Les aides au recrutement d’apprentis pour les entreprises sont désormais réduites pour l’année 2025, avec des montants différenciés selon la taille des entreprises. Cette mesure visant à rééquilibrer les finances publiques pourrait avoir un impact sur les embauches.
L’alternance a connu entre 2023 et 2024 une croissance de 12 %, selon l’Institut national de la statistique et des études économiques (INSEE). Une dynamique stimulée par les aides de l’État aux entreprises durant la crise sanitaire, qui ont permis de soutenir de nombreux recrutements.
Mais 2025 risque d’inverser la tendance. Jusqu’à l’année dernière, une aide de 6 000 euros était mise en place dans toutes les entreprises, quelle que soit leur taille. Désormais, les entreprises de moins de 250 salariés recevront une aide de 5 000 € contre 2 000 € pour les plus grandes structures, et ce à condition de respecter un quota de 5 % d’alternants ou de montrer une progression en la matière. Une décision du ministère du Travail et de l’Emploi comprise dans les nombreuses coupes budgétaires pour lutter contre le déficit.
En effet, avant la crise sanitaire, les aides à l’apprentissage n’étaient pas généralisées et principalement destinées aux petites entreprises. L’objectif était alors de soutenir la formation des jeunes sans pénaliser les PME.
L’impact pour les entreprises
Théobald Chatelier, co-dirigeant de Geoplanete, recherche toujours son nouveau talent. Ce jeune patron d’entreprise reconnaît que cette décision n’est pas sans impact : “C’est vrai que je réfléchirai peut-être un peu plus longuement avant de recruter un alternant.”
Les PME emploient 80 % des apprentis, avec le soutien des aides de l’Etat. Ces structures, souvent attachées à l’apprentissage comme outil de fidélisation et de formation, devraient continuer à embaucher, comme l’affirme le jeune chef d’entreprise : “Avec une réduction limitée à 1 000 euros, le modèle reste viable et ce n’est pas dramatique. Mais si l’écart entre le coût d’un alternant et celui d’un stagiaire se creuse, la balance pourrait pencher en faveur des stagiaires, qui sont en plus là à temps plein.” La gratification du stagiaire coûte moins cher pour l’entrepreneur et aucuns frais de formation ne sont à sa charge.
Un retour à un équilibre budgétaire
Entre 2018 et 2021, les dépenses publiques en matière d’apprentissage ont doublé, atteignant un pic pendant le Covid. Gilles Gruda, chargé de recrutement et formateur, pointe le lien entre la volonté de l’Etat de réduire les aides et la lutte contre le déficit. “Cette décision s’inscrit dans un contexte économique global. Pendant le Covid, les grandes entreprises n’ont pas souffert autant que les petites et ont bénéficié d’aides au même titre. Aujourd’hui, l’État cherche à économiser tout en rééquilibrant le rapport de force entre les grandes et petites entreprises.”

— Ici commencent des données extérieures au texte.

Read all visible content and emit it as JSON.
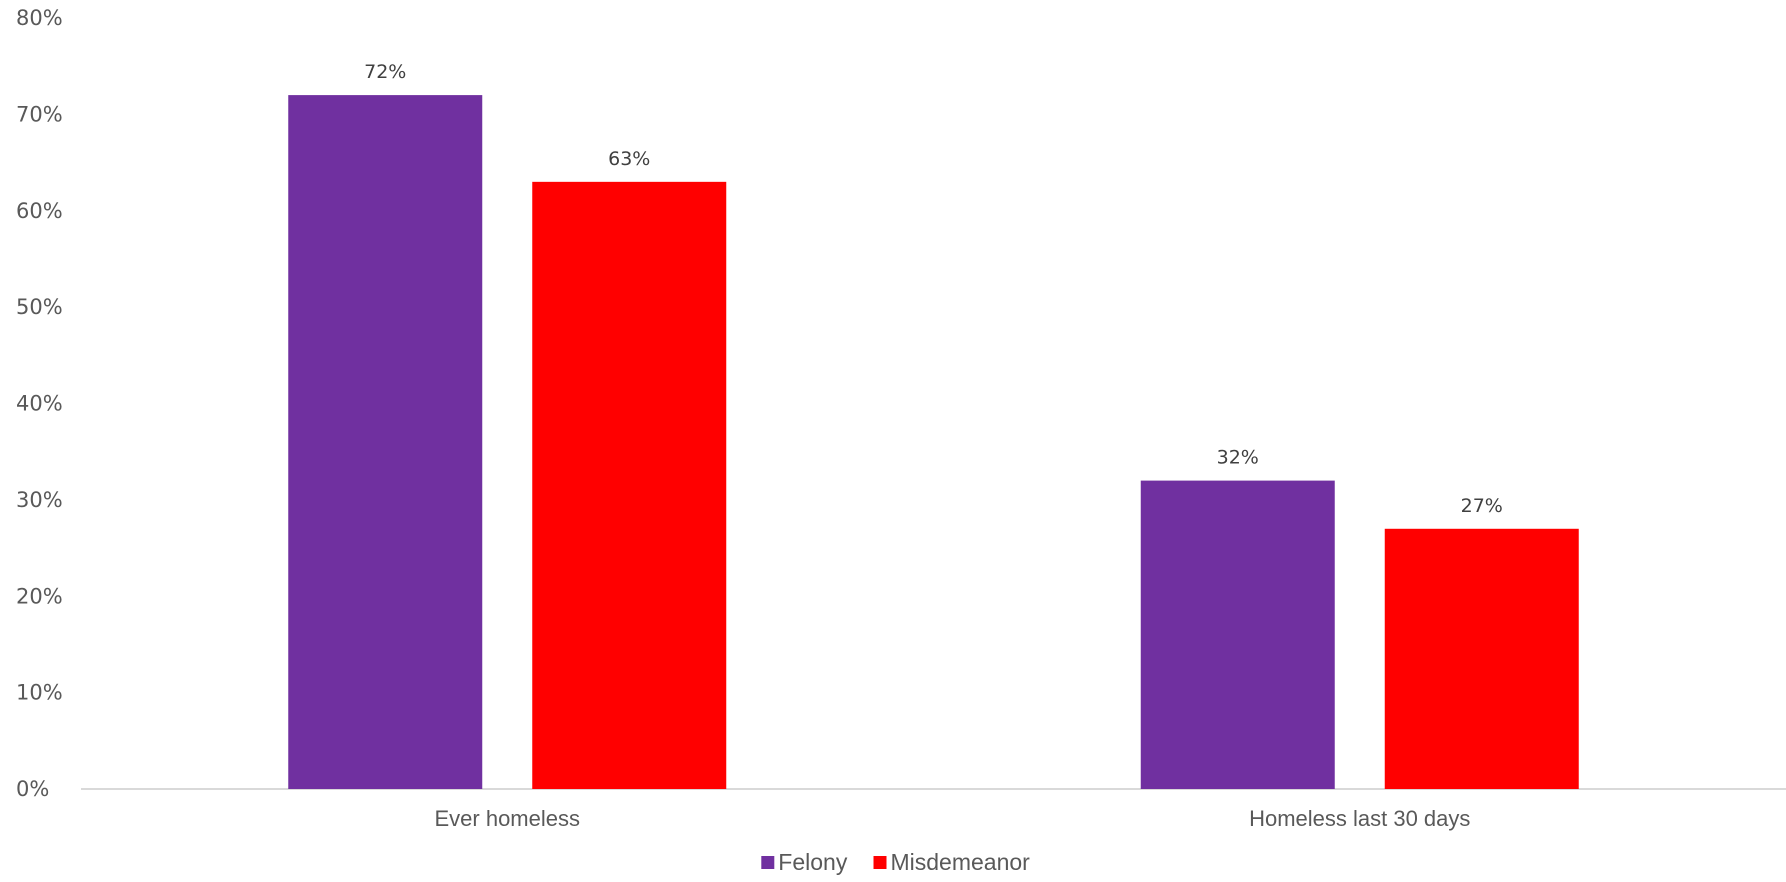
{
  "chart_data": {
    "type": "bar",
    "categories": [
      "Ever homeless",
      "Homeless last 30 days"
    ],
    "series": [
      {
        "name": "Felony",
        "values": [
          72,
          32
        ],
        "labels": [
          "72%",
          "32%"
        ],
        "color": "#7030A0"
      },
      {
        "name": "Misdemeanor",
        "values": [
          63,
          27
        ],
        "labels": [
          "63%",
          "27%"
        ],
        "color": "#FF0000"
      }
    ],
    "ylim": [
      0,
      80
    ],
    "yticks": [
      0,
      10,
      20,
      30,
      40,
      50,
      60,
      70,
      80
    ],
    "ytick_labels": [
      "0%",
      "10%",
      "20%",
      "30%",
      "40%",
      "50%",
      "60%",
      "70%",
      "80%"
    ],
    "legend": "bottom",
    "grid": false,
    "axis_color": "#D9D9D9"
  }
}
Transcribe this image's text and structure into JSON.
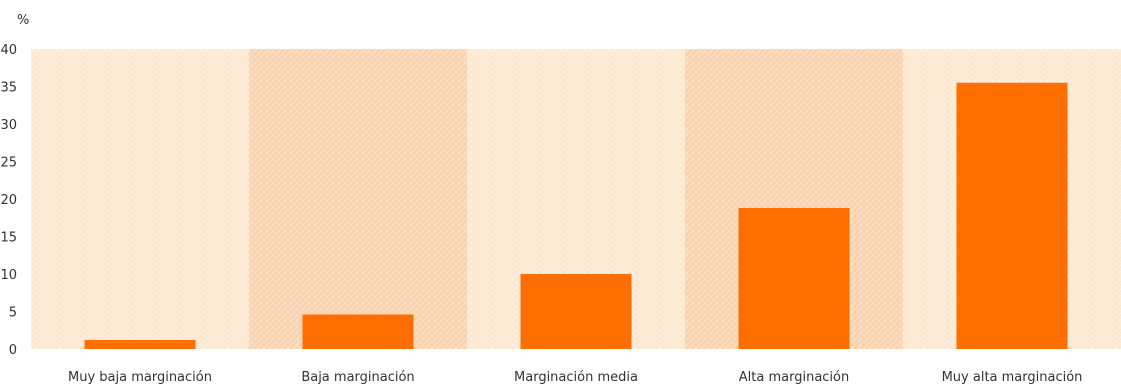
{
  "chart_data": {
    "type": "bar",
    "ylabel": "%",
    "ylim": [
      0,
      40
    ],
    "yticks": [
      "0",
      "5",
      "10",
      "15",
      "20",
      "25",
      "30",
      "35",
      "40"
    ],
    "categories": [
      "Muy baja marginación",
      "Baja marginación",
      "Marginación media",
      "Alta marginación",
      "Muy alta marginación"
    ],
    "values": [
      1.2,
      4.6,
      10.0,
      18.8,
      35.5
    ],
    "grid": false,
    "legend": "none",
    "colors": {
      "bar": "#ff6e00",
      "band_light": "#fde7cf",
      "band_dark": "#f9d2ae",
      "text": "#333333"
    }
  }
}
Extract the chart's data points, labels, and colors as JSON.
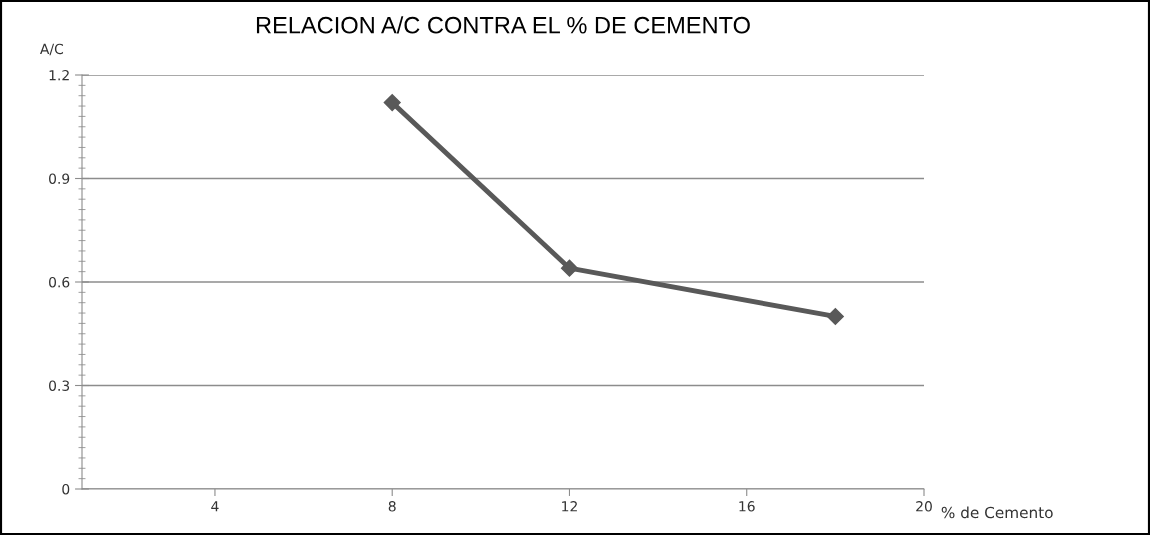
{
  "chart_data": {
    "type": "line",
    "title": "RELACION A/C CONTRA EL % DE CEMENTO",
    "xlabel": "% de Cemento",
    "ylabel": "A/C",
    "x": [
      8,
      12,
      18
    ],
    "series": [
      {
        "color": "#595959",
        "values": [
          1.12,
          0.64,
          0.5
        ]
      }
    ],
    "xlim": [
      1,
      20
    ],
    "xticks": [
      4,
      8,
      12,
      16,
      20
    ],
    "ylim": [
      0,
      1.2
    ],
    "yticks": [
      0,
      0.3,
      0.6,
      0.9,
      1.2
    ],
    "grid": "y",
    "marker": "diamond",
    "line_style": "solid",
    "legend": false
  }
}
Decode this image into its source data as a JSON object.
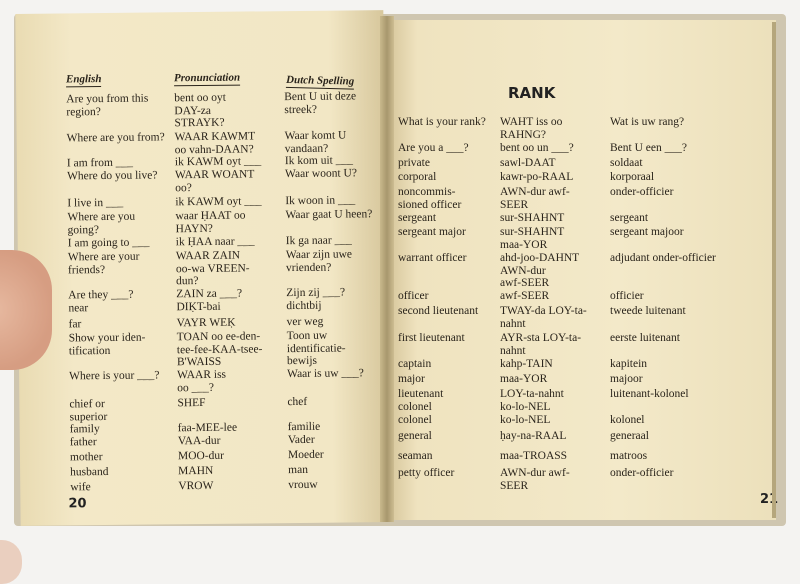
{
  "left_page": {
    "headers": {
      "english": "English",
      "pronunciation": "Pronunciation",
      "dutch": "Dutch Spelling"
    },
    "rows": [
      {
        "en": "Are you from this\n  region?",
        "pr": "bent  oo  oyt\n  DAY-za\n  STRAYK?",
        "nl": "Bent U uit deze streek?"
      },
      {
        "en": "Where are you from?",
        "pr": "WAAR  KAWMT\n  oo  vahn-DAAN?",
        "nl": "Waar komt U vandaan?"
      },
      {
        "en": "I am from ___",
        "pr": "ik  KAWM  oyt ___",
        "nl": "Ik kom uit ___"
      },
      {
        "en": "Where do you live?",
        "pr": "WAAR  WOANT\n  oo?",
        "nl": "Waar woont U?"
      },
      {
        "en": "I live in ___",
        "pr": "ik  KAWM  oyt ___",
        "nl": "Ik woon in ___"
      },
      {
        "en": "Where are you\n  going?",
        "pr": "waar  ḤAAT  oo\n  HAYN?",
        "nl": "Waar gaat U heen?"
      },
      {
        "en": "I am going to ___",
        "pr": "ik  ḤAA  naar ___",
        "nl": "Ik ga naar ___"
      },
      {
        "en": "Where are your\n  friends?",
        "pr": "WAAR  ZAIN\n  oo-wa  VREEN-\n  dun?",
        "nl": "Waar zijn uwe\n  vrienden?"
      },
      {
        "en": "Are they ___?",
        "pr": "ZAIN  za ___?",
        "nl": "Zijn zij ___?"
      },
      {
        "en": "      near",
        "pr": "DIḲT-bai",
        "nl": "dichtbij"
      },
      {
        "en": "      far",
        "pr": "VAYR  WEḲ",
        "nl": "ver weg"
      },
      {
        "en": "Show your iden-\n  tification",
        "pr": "TOAN  oo  ee-den-\n  tee-fee-KAA-tsee-\n  B'WAISS",
        "nl": "Toon uw identificatie-\n  bewijs"
      },
      {
        "en": "Where is your ___?",
        "pr": "WAAR  iss\n  oo ___?",
        "nl": "Waar is uw ___?"
      },
      {
        "en": "      chief or\n        superior",
        "pr": "SHEF",
        "nl": "chef"
      },
      {
        "en": "      family",
        "pr": "faa-MEE-lee",
        "nl": "familie"
      },
      {
        "en": "      father",
        "pr": "VAA-dur",
        "nl": "Vader"
      },
      {
        "en": "      mother",
        "pr": "MOO-dur",
        "nl": "Moeder"
      },
      {
        "en": "      husband",
        "pr": "MAHN",
        "nl": "man"
      },
      {
        "en": "      wife",
        "pr": "VROW",
        "nl": "vrouw"
      }
    ],
    "page_number": "20"
  },
  "right_page": {
    "title": "RANK",
    "rows": [
      {
        "en": "What is your rank?",
        "pr": "WAHT  iss  oo\n  RAHNG?",
        "nl": "Wat is uw rang?"
      },
      {
        "en": "Are you a ___?",
        "pr": "bent  oo  un ___?",
        "nl": "Bent U een ___?"
      },
      {
        "en": "   private",
        "pr": "sawl-DAAT",
        "nl": "soldaat"
      },
      {
        "en": "   corporal",
        "pr": "kawr-po-RAAL",
        "nl": "korporaal"
      },
      {
        "en": "   noncommis-\n     sioned officer",
        "pr": "AWN-dur  awf-\n  SEER",
        "nl": "onder-officier"
      },
      {
        "en": "   sergeant",
        "pr": "sur-SHAHNT",
        "nl": "sergeant"
      },
      {
        "en": "   sergeant major",
        "pr": "sur-SHAHNT\n  maa-YOR",
        "nl": "sergeant majoor"
      },
      {
        "en": "   warrant officer",
        "pr": "ahd-joo-DAHNT\n  AWN-dur\n  awf-SEER",
        "nl": "adjudant onder-officier"
      },
      {
        "en": "   officer",
        "pr": "awf-SEER",
        "nl": "officier"
      },
      {
        "en": "   second lieutenant",
        "pr": "TWAY-da  LOY-ta-\n  nahnt",
        "nl": "tweede luitenant"
      },
      {
        "en": "   first lieutenant",
        "pr": "AYR-sta  LOY-ta-\n  nahnt",
        "nl": "eerste luitenant"
      },
      {
        "en": "   captain",
        "pr": "kahp-TAIN",
        "nl": "kapitein"
      },
      {
        "en": "   major",
        "pr": "maa-YOR",
        "nl": "majoor"
      },
      {
        "en": "   lieutenant\n     colonel",
        "pr": "LOY-ta-nahnt\n  ko-lo-NEL",
        "nl": "luitenant-kolonel"
      },
      {
        "en": "   colonel",
        "pr": "ko-lo-NEL",
        "nl": "kolonel"
      },
      {
        "en": "   general",
        "pr": "ḥay-na-RAAL",
        "nl": "generaal"
      },
      {
        "en": "   seaman",
        "pr": "maa-TROASS",
        "nl": "matroos"
      },
      {
        "en": "   petty officer",
        "pr": "AWN-dur  awf-\n  SEER",
        "nl": "onder-officier"
      }
    ],
    "page_number": "21"
  }
}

Selon ce spécialiste qui intervient auprès des jeunes en recherche d’emploi, cette rationalisation ne devrait pas entraîner de bouleversements majeurs. “Certes, cette réduction aura un impact sur les embauches, mais pas aussi dramatique qu’on pourrait l’imaginer. Recruter un alternant reste toujours moins coûteux qu’un CDD ou un CDI. Et puis, former un jeune à l’image de l’entreprise est un avantage que beaucoup de recruteurs continuent de valoriser.”
Plus de compétition pour les étudiants
Laurent, étudiant en journalisme sportif, ne partage pas cet optimisme. Il cherche depuis octobre un contrat auprès d’une rédaction. “J’étais en alternance l’année dernière, mais mon entreprise n’a pas renouvelé mon contrat, faute de moyens. Je commence à perdre espoir. Je pense que cette décision a un réel impact sur ma situation”, déplore-t-il. La situation devient difficile pour ces étudiants qui évoluent dans des secteurs en tension.
Un désarroi qu’entend nuancer Simon Vallée, chargé au sein d’une grande école d’aider les étudiants dans leurs démarches. “Les entreprises recrutaient déjà avant les aides Covid”, note-t-il. Si cette transition peut être abrupte, elle pourrait pour ce trentenaire conduire à un changement bénéfique de mentalité : “Beaucoup d’employeurs ont surfé sur les aides pour recruter une main d’œuvre à moindre coût sans forcément avoir l’intention de former de futurs collaborateurs. Cette baisse pourrait encourager des recrutements plus qualitatifs, et à embaucher les jeunes en CDI”.